Page Banner

United States Department of Agriculture

Agricultural Research Service

Research Project: DIETARY MODULATION OF OBESITY-RELATED CANCER BY SELENIUM Title: Effects of dietary fat on spontaneous metastasis of Lewis lung carcinoma in mice

Authors
item Yan, Lin
item Demars, Lana

Submitted to: Clinical and Experimental Metastasis
Publication Type: Peer Reviewed Journal
Publication Acceptance Date: July 24, 2010
Publication Date: December 1, 2010
Repository URL: http://handle.nal.usda.gov/10113/58092
Citation: Yan, L., Demars, L.C. 2010. Effects of dietary fat on spontaneous metastasis of Lewis lung carcinoma in mice. Clinical and Experimental Metastasis. 27(8):581-590.

Interpretive Summary: Obesity is a risk factor for cancer, and it is associated with the poor prognosis and the poor disease outcome of cancer survivors. The present study assessed the effects of dietary fat on malignant spread in mice. Three-week old mice were fed the AIN-93G standard diet contained 7% fat or a 45% fat diet for seven weeks before they were subcutaneously injected 2.5 x 105 viable Lewis lung carcinoma cells into the lower dorsal region. The primary tumor was resected two weeks later and mice were maintained on their respective diets for additional two weeks before the termination. This procedure of surgical removal of the primary tumor made this model relevant to conditions commonly encountered in human cancer patients. Feeding mice the high-fat diet significantly increased body weight and abdominal adipose content compared to the AIN-93G standard diet. There was a 2-fold increase in the number of tumor nodules formed in the lungs in the high-fat diet-fed mice compared to the mice fed the standard diet, and this increase was accompanied with significant increases in plasma concentrations of biomarkers related to angiogenesis (blood vessel formation). Results from the present study demonstrated that the high-fat diet enhanced malignant spread of Lewis lung carcinoma in mice and increased plasma concentrations of angiogenic biomarkers in mice, suggesting the high-fat diet might enhance the metastasis by promoting angiogenic processes.

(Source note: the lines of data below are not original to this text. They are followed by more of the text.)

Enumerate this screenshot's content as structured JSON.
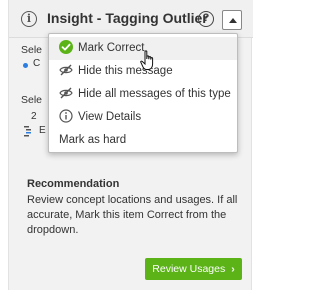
{
  "header": {
    "title": "Insight - Tagging Outlier",
    "info_icon": "i",
    "help_icon": "?"
  },
  "background_fragments": {
    "label_1": "Sele",
    "label_2": "Sele",
    "glyph_1": "2",
    "glyph_2": "E",
    "glyph_3": "C",
    "accent_color": "#2a7de1"
  },
  "menu": {
    "items": [
      {
        "label": "Mark Correct",
        "icon": "check-circle-icon",
        "icon_color": "#5bb318"
      },
      {
        "label": "Hide this message",
        "icon": "eye-slash-icon"
      },
      {
        "label": "Hide all messages of this type",
        "icon": "eye-slash-icon"
      },
      {
        "label": "View Details",
        "icon": "info-circle-icon"
      },
      {
        "label": "Mark as hard",
        "icon": ""
      }
    ]
  },
  "recommendation": {
    "title": "Recommendation",
    "text": "Review concept locations and usages. If all accurate, Mark this item Correct from the dropdown."
  },
  "review_button": {
    "label": "Review Usages",
    "chevron": "›",
    "color": "#5bb318"
  }
}
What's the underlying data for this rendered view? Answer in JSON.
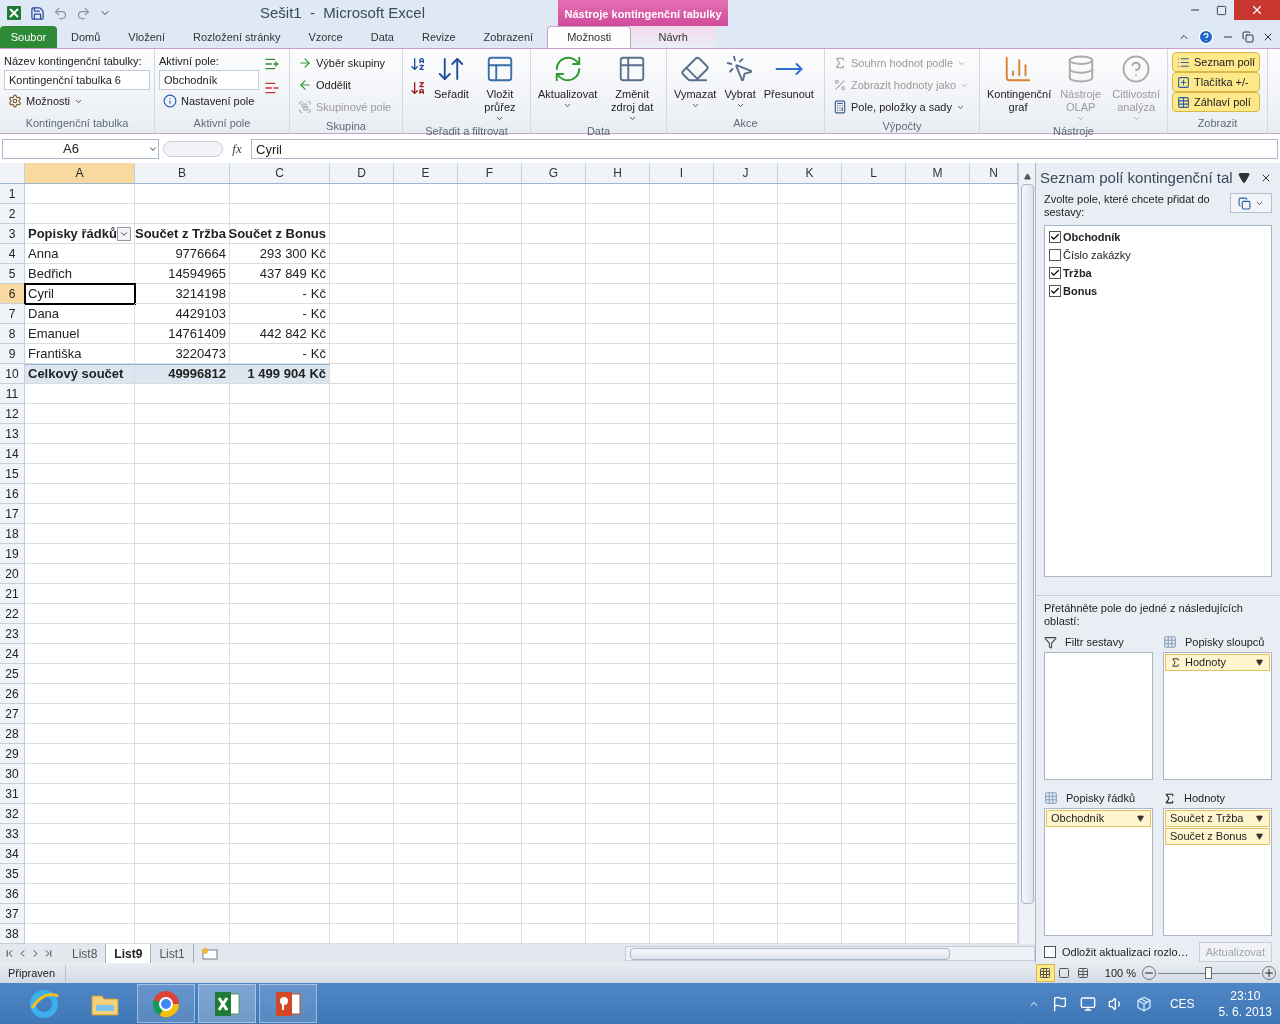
{
  "window": {
    "title": "Sešit1  -  Microsoft Excel",
    "context_group": "Nástroje kontingenční tabulky"
  },
  "ribbon_tabs": [
    {
      "label": "Soubor",
      "kind": "file",
      "selected": false
    },
    {
      "label": "Domů",
      "kind": "normal",
      "selected": false
    },
    {
      "label": "Vložení",
      "kind": "normal",
      "selected": false
    },
    {
      "label": "Rozložení stránky",
      "kind": "normal",
      "selected": false
    },
    {
      "label": "Vzorce",
      "kind": "normal",
      "selected": false
    },
    {
      "label": "Data",
      "kind": "normal",
      "selected": false
    },
    {
      "label": "Revize",
      "kind": "normal",
      "selected": false
    },
    {
      "label": "Zobrazení",
      "kind": "normal",
      "selected": false
    },
    {
      "label": "Možnosti",
      "kind": "context",
      "selected": true
    },
    {
      "label": "Návrh",
      "kind": "context",
      "selected": false
    }
  ],
  "ribbon_groups": [
    {
      "label": "Kontingenční tabulka",
      "columns": [
        [
          {
            "kind": "caption",
            "label": "Název kontingenční tabulky:"
          },
          {
            "kind": "field",
            "value": "Kontingenční tabulka 6"
          },
          {
            "kind": "small",
            "label": "Možnosti",
            "dropdown": true,
            "disabled": false
          }
        ]
      ]
    },
    {
      "label": "Aktivní pole",
      "columns": [
        [
          {
            "kind": "caption",
            "label": "Aktivní pole:"
          },
          {
            "kind": "field",
            "value": "Obchodník"
          },
          {
            "kind": "small",
            "label": "Nastavení pole",
            "dropdown": false,
            "disabled": false
          }
        ],
        [
          {
            "kind": "icon",
            "disabled": false
          },
          {
            "kind": "icon",
            "disabled": false
          }
        ]
      ]
    },
    {
      "label": "Skupina",
      "columns": [
        [
          {
            "kind": "small",
            "label": "Výběr skupiny",
            "dropdown": false,
            "disabled": false
          },
          {
            "kind": "small",
            "label": "Oddělit",
            "dropdown": false,
            "disabled": false
          },
          {
            "kind": "small",
            "label": "Skupinové pole",
            "dropdown": false,
            "disabled": true
          }
        ]
      ]
    },
    {
      "label": "Seřadit a filtrovat",
      "columns": [
        [
          {
            "kind": "icon",
            "disabled": false
          },
          {
            "kind": "icon",
            "disabled": false
          }
        ],
        [
          {
            "kind": "large",
            "label": "Seřadit",
            "dropdown": false,
            "disabled": false
          }
        ],
        [
          {
            "kind": "large",
            "label": "Vložit průřez",
            "dropdown": true,
            "disabled": false
          }
        ]
      ]
    },
    {
      "label": "Data",
      "columns": [
        [
          {
            "kind": "large",
            "label": "Aktualizovat",
            "dropdown": true,
            "disabled": false
          }
        ],
        [
          {
            "kind": "large",
            "label": "Změnit zdroj dat",
            "dropdown": true,
            "disabled": false
          }
        ]
      ]
    },
    {
      "label": "Akce",
      "columns": [
        [
          {
            "kind": "large",
            "label": "Vymazat",
            "dropdown": true,
            "disabled": false
          }
        ],
        [
          {
            "kind": "large",
            "label": "Vybrat",
            "dropdown": true,
            "disabled": false
          }
        ],
        [
          {
            "kind": "large",
            "label": "Přesunout",
            "dropdown": false,
            "disabled": false
          }
        ]
      ]
    },
    {
      "label": "Výpočty",
      "columns": [
        [
          {
            "kind": "small",
            "label": "Souhrn hodnot podle",
            "dropdown": true,
            "disabled": true
          },
          {
            "kind": "small",
            "label": "Zobrazit hodnoty jako",
            "dropdown": true,
            "disabled": true
          },
          {
            "kind": "small",
            "label": "Pole, položky a sady",
            "dropdown": true,
            "disabled": false
          }
        ]
      ]
    },
    {
      "label": "Nástroje",
      "columns": [
        [
          {
            "kind": "large",
            "label": "Kontingenční graf",
            "dropdown": false,
            "disabled": false
          }
        ],
        [
          {
            "kind": "large",
            "label": "Nástroje OLAP",
            "dropdown": true,
            "disabled": true
          }
        ],
        [
          {
            "kind": "large",
            "label": "Citlivostní analýza",
            "dropdown": true,
            "disabled": true
          }
        ]
      ]
    },
    {
      "label": "Zobrazit",
      "columns": [
        [
          {
            "kind": "toggle",
            "label": "Seznam polí",
            "selected": true
          },
          {
            "kind": "toggle",
            "label": "Tlačítka +/-",
            "selected": true
          },
          {
            "kind": "toggle",
            "label": "Záhlaví polí",
            "selected": true
          }
        ]
      ]
    }
  ],
  "formula_bar": {
    "name_box": "A6",
    "function_label": "fx",
    "value": "Cyril"
  },
  "sheet": {
    "columns": [
      {
        "label": "A",
        "selected": true
      },
      {
        "label": "B",
        "selected": false
      },
      {
        "label": "C",
        "selected": false
      },
      {
        "label": "D",
        "selected": false
      },
      {
        "label": "E",
        "selected": false
      },
      {
        "label": "F",
        "selected": false
      },
      {
        "label": "G",
        "selected": false
      },
      {
        "label": "H",
        "selected": false
      },
      {
        "label": "I",
        "selected": false
      },
      {
        "label": "J",
        "selected": false
      },
      {
        "label": "K",
        "selected": false
      },
      {
        "label": "L",
        "selected": false
      },
      {
        "label": "M",
        "selected": false
      },
      {
        "label": "N",
        "selected": false
      }
    ],
    "rows": [
      {
        "number": "1",
        "selected": false
      },
      {
        "number": "2",
        "selected": false
      },
      {
        "number": "3",
        "selected": false,
        "kind": "header",
        "cells": [
          "Popisky řádků",
          "Součet z Tržba",
          "Součet z Bonus"
        ]
      },
      {
        "number": "4",
        "selected": false,
        "kind": "data",
        "cells": [
          "Anna",
          "9776664",
          "293 300"
        ],
        "currency": "Kč"
      },
      {
        "number": "5",
        "selected": false,
        "kind": "data",
        "cells": [
          "Bedřich",
          "14594965",
          "437 849"
        ],
        "currency": "Kč"
      },
      {
        "number": "6",
        "selected": true,
        "kind": "data",
        "cells": [
          "Cyril",
          "3214198",
          "-"
        ],
        "currency": "Kč"
      },
      {
        "number": "7",
        "selected": false,
        "kind": "data",
        "cells": [
          "Dana",
          "4429103",
          "-"
        ],
        "currency": "Kč"
      },
      {
        "number": "8",
        "selected": false,
        "kind": "data",
        "cells": [
          "Emanuel",
          "14761409",
          "442 842"
        ],
        "currency": "Kč"
      },
      {
        "number": "9",
        "selected": false,
        "kind": "data",
        "cells": [
          "Františka",
          "3220473",
          "-"
        ],
        "currency": "Kč"
      },
      {
        "number": "10",
        "selected": false,
        "kind": "total",
        "cells": [
          "Celkový součet",
          "49996812",
          "1 499 904"
        ],
        "currency": "Kč"
      },
      {
        "number": "11",
        "selected": false
      },
      {
        "number": "12",
        "selected": false
      },
      {
        "number": "13",
        "selected": false
      },
      {
        "number": "14",
        "selected": false
      },
      {
        "number": "15",
        "selected": false
      },
      {
        "number": "16",
        "selected": false
      },
      {
        "number": "17",
        "selected": false
      },
      {
        "number": "18",
        "selected": false
      },
      {
        "number": "19",
        "selected": false
      },
      {
        "number": "20",
        "selected": false
      },
      {
        "number": "21",
        "selected": false
      },
      {
        "number": "22",
        "selected": false
      },
      {
        "number": "23",
        "selected": false
      },
      {
        "number": "24",
        "selected": false
      },
      {
        "number": "25",
        "selected": false
      },
      {
        "number": "26",
        "selected": false
      },
      {
        "number": "27",
        "selected": false
      },
      {
        "number": "28",
        "selected": false
      },
      {
        "number": "29",
        "selected": false
      },
      {
        "number": "30",
        "selected": false
      },
      {
        "number": "31",
        "selected": false
      },
      {
        "number": "32",
        "selected": false
      },
      {
        "number": "33",
        "selected": false
      },
      {
        "number": "34",
        "selected": false
      },
      {
        "number": "35",
        "selected": false
      },
      {
        "number": "36",
        "selected": false
      },
      {
        "number": "37",
        "selected": false
      },
      {
        "number": "38",
        "selected": false
      }
    ]
  },
  "sheet_tabs": [
    {
      "label": "List8",
      "selected": false
    },
    {
      "label": "List9",
      "selected": true
    },
    {
      "label": "List1",
      "selected": false
    }
  ],
  "field_list": {
    "title": "Seznam polí kontingenční tal",
    "instruction": "Zvolte pole, které chcete přidat do sestavy:",
    "fields": [
      {
        "label": "Obchodník",
        "checked": true
      },
      {
        "label": "Číslo zakázky",
        "checked": false
      },
      {
        "label": "Tržba",
        "checked": true
      },
      {
        "label": "Bonus",
        "checked": true
      }
    ],
    "areas_instruction": "Přetáhněte pole do jedné z následujících oblastí:",
    "areas": [
      {
        "kind": "filter",
        "title": "Filtr sestavy"
      },
      {
        "kind": "columns",
        "title": "Popisky sloupců",
        "items": [
          "Hodnoty"
        ]
      },
      {
        "kind": "rows",
        "title": "Popisky řádků",
        "items": [
          "Obchodník"
        ]
      },
      {
        "kind": "values",
        "title": "Hodnoty",
        "items": [
          "Součet z Tržba",
          "Součet z Bonus"
        ]
      }
    ],
    "defer": {
      "label": "Odložit aktualizaci rozlo…",
      "checked": false
    },
    "update_button": {
      "label": "Aktualizovat",
      "disabled": true
    }
  },
  "status_bar": {
    "text": "Připraven",
    "views": [
      {
        "selected": true
      },
      {
        "selected": false
      },
      {
        "selected": false
      }
    ],
    "zoom": "100 %",
    "zoom_level": {
      "level": 0.5
    }
  },
  "taskbar": {
    "apps": [
      {
        "running": false,
        "selected": false
      },
      {
        "running": false,
        "selected": false
      },
      {
        "running": true,
        "selected": false
      },
      {
        "running": true,
        "selected": true
      },
      {
        "running": true,
        "selected": false
      }
    ],
    "language": "CES",
    "time": "23:10",
    "date": "5. 6. 2013"
  }
}
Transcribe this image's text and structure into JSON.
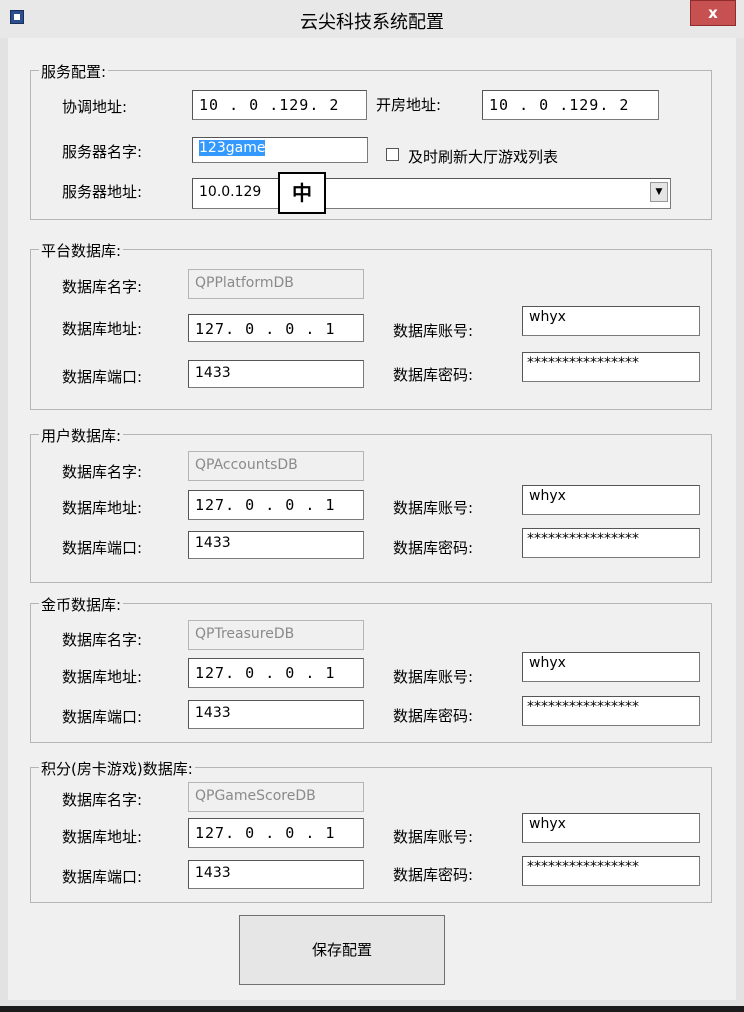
{
  "window": {
    "title": "云尖科技系统配置",
    "close_label": "x"
  },
  "service": {
    "group_label": "服务配置:",
    "coord_label": "协调地址:",
    "coord_value": "10 . 0 .129. 2",
    "room_label": "开房地址:",
    "room_value": "10 . 0 .129. 2",
    "name_label": "服务器名字:",
    "name_value": "123game",
    "refresh_label": "及时刷新大厅游戏列表",
    "addr_label": "服务器地址:",
    "addr_value": "10.0.129",
    "ime_indicator": "中"
  },
  "db_labels": {
    "name": "数据库名字:",
    "addr": "数据库地址:",
    "port": "数据库端口:",
    "account": "数据库账号:",
    "password": "数据库密码:"
  },
  "platform_db": {
    "group_label": "平台数据库:",
    "name": "QPPlatformDB",
    "addr": "127. 0 . 0 . 1",
    "port": "1433",
    "account": "whyx",
    "password": "****************"
  },
  "accounts_db": {
    "group_label": "用户数据库:",
    "name": "QPAccountsDB",
    "addr": "127. 0 . 0 . 1",
    "port": "1433",
    "account": "whyx",
    "password": "****************"
  },
  "treasure_db": {
    "group_label": "金币数据库:",
    "name": "QPTreasureDB",
    "addr": "127. 0 . 0 . 1",
    "port": "1433",
    "account": "whyx",
    "password": "****************"
  },
  "score_db": {
    "group_label": "积分(房卡游戏)数据库:",
    "name": "QPGameScoreDB",
    "addr": "127. 0 . 0 . 1",
    "port": "1433",
    "account": "whyx",
    "password": "****************"
  },
  "save_label": "保存配置"
}
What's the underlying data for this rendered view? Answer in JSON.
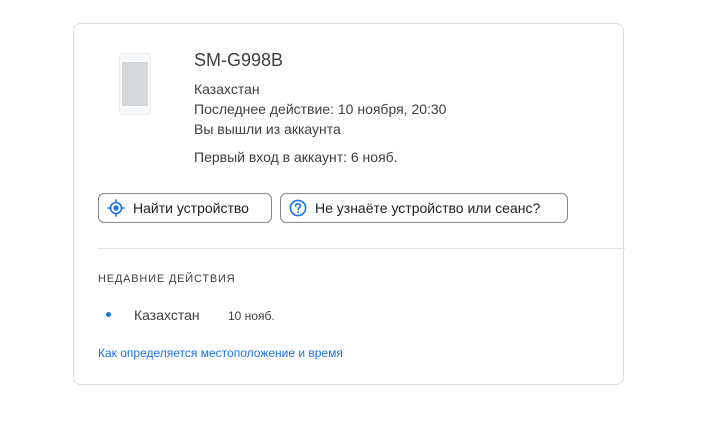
{
  "device": {
    "icon": "smartphone-icon",
    "name": "SM-G998B",
    "location": "Казахстан",
    "last_activity": "Последнее действие: 10 ноября, 20:30",
    "session_status": "Вы вышли из аккаунта",
    "first_sign_in": "Первый вход в аккаунт: 6 нояб."
  },
  "actions": {
    "find_device": {
      "label": "Найти устройство",
      "icon": "locate-icon"
    },
    "unrecognized": {
      "label": "Не узнаёте устройство или сеанс?",
      "icon": "help-circle-icon"
    }
  },
  "recent_activity": {
    "heading": "НЕДАВНИЕ ДЕЙСТВИЯ",
    "items": [
      {
        "place": "Казахстан",
        "date": "10 нояб."
      }
    ]
  },
  "help_link": "Как определяется местоположение и время",
  "colors": {
    "accent": "#1a73e8",
    "border": "#dadce0",
    "text": "#3c4043"
  }
}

Technical Abstract: The present study assessed the effects of dietary fat on spontaneous metastasis of Lewis lung carcinoma in mice. Three-week old male C57BL/6 mice were fed the AIN-93G standard diet or a 45% fat diet (kcal %) for seven weeks before they were subcutaneously injected with 2.5 x 105 viable cells into the lower dorsal region. The primary tumor was resected two weeks later, and mice were maintained on their respective diets for additional two weeks before the termination. Feeding mice the high-fat diet significantly increased body weight and abdominal adipose content compared to the AIN-93G standard diet. There was a 2-fold increase in the number of tumor nodules developed in the lungs in the high-fat diet-fed mice compared to the standard diet-fed mice (P<0.05). There were no significant differences in plasma concentrations of TIMP-1, IL-1ß, VEGF and MCP-1 in non-tumor bearing mice fed the standard diet or the high-fat diet (referred to as control baseline and high-fat diet baseline). There were 3-, 4-, 40- and 12-fold increase in plasma TIMP-1 (non-significant), IL-1ß (P<0.05), VEGF (P<0.05) and MCP-1 (P<0.05) in tumor-bearing mice fed the standard diet compared to the control baseline. Dietary supplementation with 45% fat further significantly increased these cytokines in tumor-bearing mice (P<0.05 for each comparison). Feeding mice (either tumor-bearing or non-tumor-bearing) the high-fat diet significantly increased plasma concentration of leptin and significantly decreased plasma adiponectin compared to the standard diet. Results of the present study demonstrated that the high-fat diet enhanced spontaneous metastasis of Lewis lung carcinoma in mice and that this aggressiveness was accompanied with significant increases in plasma.